1. Neem een Simple random sample uit de doelpopulatie.
2. Meet de relevante variabele.
3. Inferential method: BHI en/of significantietoets.
Verschillende inferenties, o.a.:
• Inferentie voor 1 gemiddelde (Hst 6 en 7)
• Inferentie voor verschil tussen 2 gemiddelden (Hst 7)
• Inferentie voor 1 proportie (Hst 8)
Wat is statistiek?
• Statistiek vat kwantitatieve gegevens samen
• Statistiek is hoe we onzekerheid modelleren
Merk op:
• Elke keer dat we een steekproef nemen, willen we iets te weten komen over een
populatie.
• Normaal gesproken kunnen we niet de hele populatie onderzoeken, dus we
bestuderen een deel van de populatie (dit is de steekproef).
• Maar omdat we niet alles weten, hebben we te maken met onzekerheid als we
werken met resultaten uit een steekproef.

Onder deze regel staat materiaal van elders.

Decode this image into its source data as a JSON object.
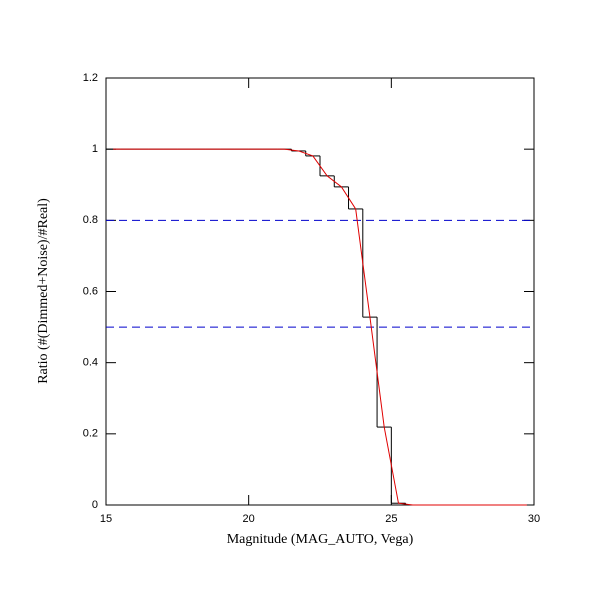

• Onzekerheid, denk aan: standard errors, margin of errors, standard deviations,
variances.
Door Statistiek kunnen we uitspraken doen, rekening houdend met onzekerheid.
Beschrijven en onderzoeken van samenhang tussen variabelen
• Descriptive statistics
➢ Hoe kunnen we data samenvatten?
• Sampling distributions (Wat is de verdeling van ons steekproefgemiddelde, als we
heel vaak onze steekproef gaan herhalen → Centrale Limietstelling)
➢ Wanneer je steekproef (n) voldoende groot is, heeft je steekproefgemiddelde
een normale verdeling.
➢ Beschrijven van onzekerheid in het experiment.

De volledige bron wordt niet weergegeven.